More than a hundred years ago, a Polish sailor named Jozef Teodor Konrad Korzeniowski travelled to the Congo to take a job as a steamboat captain on the river. The Congo Free State, as it was then called, had been founded in 1885 under the supervision of King Leopold II of Belgium with the self-declared mission of promoting progress and civilization, free trade and the abolition of slavery. Korzeniowski was supposed to stay for three years, but after just one round-trip on the river, from Kinshasa to Kisangani and back, he quit.
Korzeniowski kept a diary of his journey and almost a decade later, in 1899, when he’d settled in England and Anglicized his name to Joseph Conrad, he transformed those notes into his novel "Heart of Darkness".
More than a century later, with hardly any roads or rails linking most of Congo’s cities and with flights too expensive for nearly all Congolese, boats — belching tugs that push open barges with no facilities — are still the primary way people use to travel between Kinshasa and Kisangani, a commercial hub a thousand miles upstream.
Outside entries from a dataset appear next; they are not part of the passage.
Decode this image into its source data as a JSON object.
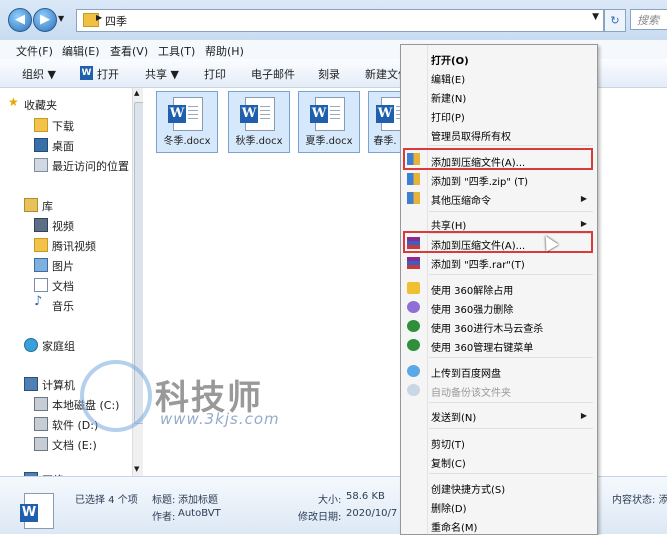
{
  "address": {
    "path": "四季",
    "search_placeholder": "搜索"
  },
  "menubar": [
    {
      "label": "文件(F)"
    },
    {
      "label": "编辑(E)"
    },
    {
      "label": "查看(V)"
    },
    {
      "label": "工具(T)"
    },
    {
      "label": "帮助(H)"
    }
  ],
  "toolbar": [
    {
      "label": "组织 ▼"
    },
    {
      "label": "打开"
    },
    {
      "label": "共享 ▼"
    },
    {
      "label": "打印"
    },
    {
      "label": "电子邮件"
    },
    {
      "label": "刻录"
    },
    {
      "label": "新建文件"
    }
  ],
  "sidebar": [
    {
      "label": "收藏夹",
      "icon": "star-icon"
    },
    {
      "label": "下载",
      "icon": "download-folder-icon"
    },
    {
      "label": "桌面",
      "icon": "desktop-icon"
    },
    {
      "label": "最近访问的位置",
      "icon": "recent-places-icon"
    },
    {
      "label": "库",
      "icon": "library-icon"
    },
    {
      "label": "视频",
      "icon": "video-icon"
    },
    {
      "label": "腾讯视频",
      "icon": "folder-icon"
    },
    {
      "label": "图片",
      "icon": "pictures-icon"
    },
    {
      "label": "文档",
      "icon": "documents-icon"
    },
    {
      "label": "音乐",
      "icon": "music-icon"
    },
    {
      "label": "家庭组",
      "icon": "homegroup-icon"
    },
    {
      "label": "计算机",
      "icon": "computer-icon"
    },
    {
      "label": "本地磁盘 (C:)",
      "icon": "drive-icon"
    },
    {
      "label": "软件 (D:)",
      "icon": "drive-icon"
    },
    {
      "label": "文档 (E:)",
      "icon": "drive-icon"
    },
    {
      "label": "网络",
      "icon": "network-icon"
    }
  ],
  "files": [
    {
      "name": "冬季.docx"
    },
    {
      "name": "秋季.docx"
    },
    {
      "name": "夏季.docx"
    },
    {
      "name": "春季."
    }
  ],
  "watermark": {
    "title": "科技师",
    "url": "www.3kjs.com"
  },
  "status": {
    "selected": "已选择 4 个项",
    "title_label": "标题:",
    "title_value": "添加标题",
    "author_label": "作者:",
    "author_value": "AutoBVT",
    "size_label": "大小:",
    "size_value": "58.6 KB",
    "modified_label": "修改日期:",
    "modified_value": "2020/10/7",
    "content_status": "内容状态: 添"
  },
  "context_menu": [
    {
      "label": "打开(O)",
      "bold": true
    },
    {
      "label": "编辑(E)"
    },
    {
      "label": "新建(N)"
    },
    {
      "label": "打印(P)"
    },
    {
      "label": "管理员取得所有权"
    },
    {
      "label": "添加到压缩文件(A)..."
    },
    {
      "label": "添加到 \"四季.zip\" (T)"
    },
    {
      "label": "其他压缩命令"
    },
    {
      "label": "共享(H)"
    },
    {
      "label": "添加到压缩文件(A)..."
    },
    {
      "label": "添加到 \"四季.rar\"(T)"
    },
    {
      "label": "使用 360解除占用"
    },
    {
      "label": "使用 360强力删除"
    },
    {
      "label": "使用 360进行木马云查杀"
    },
    {
      "label": "使用 360管理右键菜单"
    },
    {
      "label": "上传到百度网盘"
    },
    {
      "label": "自动备份该文件夹",
      "disabled": true
    },
    {
      "label": "发送到(N)"
    },
    {
      "label": "剪切(T)"
    },
    {
      "label": "复制(C)"
    },
    {
      "label": "创建快捷方式(S)"
    },
    {
      "label": "删除(D)"
    },
    {
      "label": "重命名(M)"
    }
  ]
}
If you’re lucky, you can make the upriver journey in four weeks and the downriver journey in two, the same amount of time it took Conrad.
I've read Conrad's "Heart of Darkness" several times, and I've watched the 1993 TV adaptation just as often; now, thanks to YouTube, I can travel from Kinshasa to Kisangani without leaving my sunlit verandah.
"Mistah Kurtz - he dead." Not at "Riverbend" he isn't!